Misalnya, mahkota yang terbuat dari emas, para ulama memperselisihkan penggunaannya, karena dianggap sudah berlebih-lebihan. Sebagian melarangnya, sebagian lainnya, seperti Syafiiyah, masih membolehkannya dengan catatan, mahkota itu adalah bagian umum dari asesoris yang digunakan kaum hawa. Bila tidak menjadi keumuman, kalangan ini menyatakan hukum ketidakbolehannya, selain karena alasan israf (berlebih-lebihan), juga karena alasan tasyabbuh (menyerupai) dengan perempuan raja-raja kuffar.

 

Ketentuan Zakat Perhiasan (Emas dan Perak)

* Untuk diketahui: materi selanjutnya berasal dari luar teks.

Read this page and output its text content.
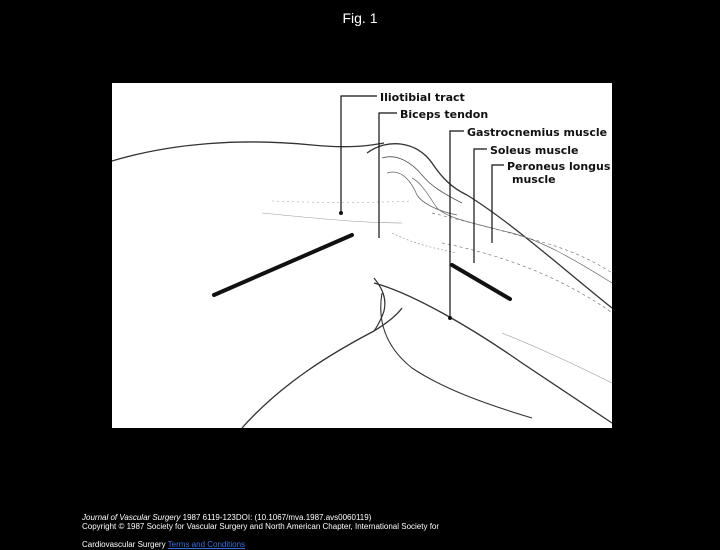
Fig. 1
Iliotibial tract
Biceps tendon
Gastrocnemius muscle
Soleus muscle
Peroneus longus
muscle
Journal of Vascular Surgery 1987 6119-123DOI: (10.1067/mva.1987.avs0060119)
Copyright © 1987 Society for Vascular Surgery and North American Chapter, International Society for
Cardiovascular Surgery Terms and Conditions
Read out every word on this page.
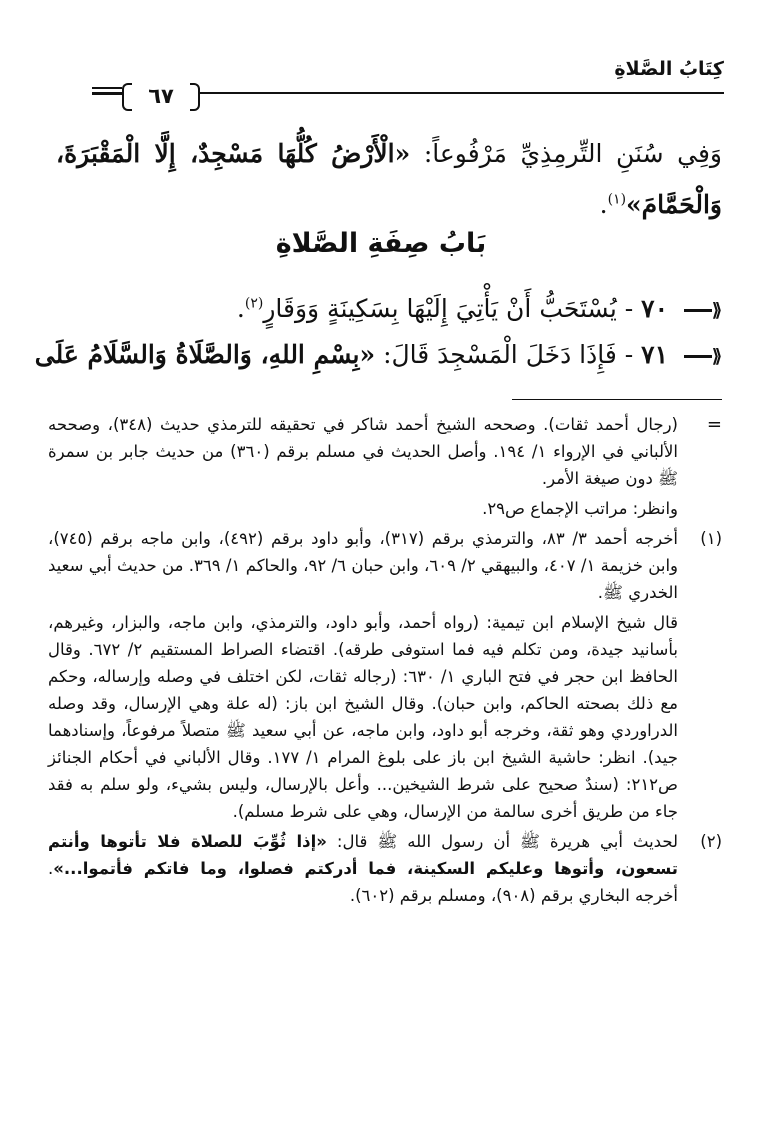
كِتَابُ الصَّلاةِ
٦٧
وَفِي سُنَنِ التِّرمِذِيِّ مَرْفُوعاً: «الْأَرْضُ كُلُّهَا مَسْجِدٌ، إِلَّا الْمَقْبَرَةَ، وَالْحَمَّامَ»$^{(١)}$.
بَابُ صِفَةِ الصَّلاةِ
⟪
٧٠ - يُسْتَحَبُّ أَنْ يَأْتِيَ إِلَيْهَا بِسَكِينَةٍ وَوَقَارٍ$^{(٢)}$.
⟪
٧١ - فَإِذَا دَخَلَ الْمَسْجِدَ قَالَ: «بِسْمِ اللهِ، وَالصَّلَاةُ وَالسَّلَامُ عَلَى
=

(رجال أحمد ثقات). وصححه الشيخ أحمد شاكر في تحقيقه للترمذي حديث (٣٤٨)، وصححه الألباني في الإرواء ١/ ١٩٤. وأصل الحديث في مسلم برقم (٣٦٠) من حديث جابر بن سمرة ﷺ دون صيغة الأمر.

وانظر: مراتب الإجماع ص٢٩.

(١)

أخرجه أحمد ٣/ ٨٣، والترمذي برقم (٣١٧)، وأبو داود برقم (٤٩٢)، وابن ماجه برقم (٧٤٥)، وابن خزيمة ١/ ٤٠٧، والبيهقي ٢/ ٦٠٩، وابن حبان ٦/ ٩٢، والحاكم ١/ ٣٦٩. من حديث أبي سعيد الخدري ﷺ.

قال شيخ الإسلام ابن تيمية: (رواه أحمد، وأبو داود، والترمذي، وابن ماجه، والبزار، وغيرهم، بأسانيد جيدة، ومن تكلم فيه فما استوفى طرقه). اقتضاء الصراط المستقيم ٢/ ٦٧٢. وقال الحافظ ابن حجر في فتح الباري ١/ ٦٣٠: (رجاله ثقات، لكن اختلف في وصله وإرساله، وحكم مع ذلك بصحته الحاكم، وابن حبان). وقال الشيخ ابن باز: (له علة وهي الإرسال، وقد وصله الدراوردي وهو ثقة، وخرجه أبو داود، وابن ماجه، عن أبي سعيد ﷺ متصلاً مرفوعاً، وإسنادهما جيد). انظر: حاشية الشيخ ابن باز على بلوغ المرام ١/ ١٧٧. وقال الألباني في أحكام الجنائز ص٢١٢: (سندٌ صحيح على شرط الشيخين... وأعل بالإرسال، وليس بشيء، ولو سلم به فقد جاء من طريق أخرى سالمة من الإرسال، وهي على شرط مسلم).

(٢)

لحديث أبي هريرة ﷺ أن رسول الله ﷺ قال: «إذا ثُوِّبَ للصلاة فلا تأتوها وأنتم تسعون، وأتوها وعليكم السكينة، فما أدركتم فصلوا، وما فاتكم فأتموا...». أخرجه البخاري برقم (٩٠٨)، ومسلم برقم (٦٠٢).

Hukum asal ketentuan zakat pada barang berharga adalah dikenakan pada emas dan perak. Oleh karena itu, nishab zakat segala yang berhubungan dengan barang berharga ini distandarkan dengan nishab emas dan perak. Intisari dari ditetapkannya emas dan perak sebagai objek zakat adalah karena kedua jenis barang ini dapat disimpan, dan di kemudian hari bisa dijual. Maka dari alasan ini pula, zakat emas dan perak disamakan statusnya dengan zakat urudlut tijarah (zakat modal dagang).

 

Perhiasan yang terbuat dari bahan emas dan perak, adakalanya dibeli dengan tiga maksud, yaitu (1) hendak dijual kembali pada waktu yang akan datang, (2) dipergunakan sebagai perhiasan, dan (3) untuk maksud disimpan. Oleh karena itu pula, hukum yang berlaku juga dibedakan menjadi tiga.

 

Dilihat dari sisi penggunaannya, adakalanya perhiasan emas dan perak ini dipergunakan untuk tujuan berhias yang mubah, namun adakalanya dipergunakan untuk berhias yang diharamkan. Contoh untuk berhias yang mubah adalah bila perhiasan itu dipergunakan oleh perempuan. Perhiasan semacam ini disebut hulliyun mubah. Adapun contoh berhias yang diharamkan adalah bila perhiasan itu dipergunakan oleh laki-laki (kecuali cincin  perak), sebagai wadah untuk makan, minum, dan sejenisnya. Perhiasan yang demikian disebut huliyyun muharramun.

 

 

Zakat Perhiasan Mubah (Hulliyun Mubah)

Para ulama bersepakat bahwa untuk huliyyun mubah, tidak ada kewajiban zakat yang berlaku terhadapnya, kecuali kalangan Malikiyah yang memberi batasan, selagi jumlahnya tidak melebihi senilai 20 dirham.

 

Suatu perhiasan disebut huliyyun mubah manakala ia memenuhi ciri sebagai berikut, yaitu: (1) dipergunakan oleh umumnya kaum hawa, (2) dipakai, baik pada waktu acara khusus maupun dipakai sehari-hari, misalnya anting, cincin, kalung.

 

Adapun untuk gelang yang dipasang pada kaki (Jawa: binggel), kalangan Malikiyah mengategorikannya sebagai israf (berlebih-lebihan). Demikian juga dengan mahkota, semacam bando rambut, dan sejenisnya. Untuk sesuatu yang bersifat israf, maka dikelompokkan dalam perhiasan yang masuk kategori untuk maksud idkhar (disimpan) dan bukan termasuk bagian dari huliyyin mubah. Jika telah mencapai nishab emas atau perak, dan mencapai haul (satu tahun Hijriah), ia wajib dikeluarkan zakatnya. Namun, para ulama sepakat untuk huliyyun mubah, hukumnya tidak ada ketentuan zakat.

 

Zakat Perhiasan yang Diharamkan (Huliyyun Muharram)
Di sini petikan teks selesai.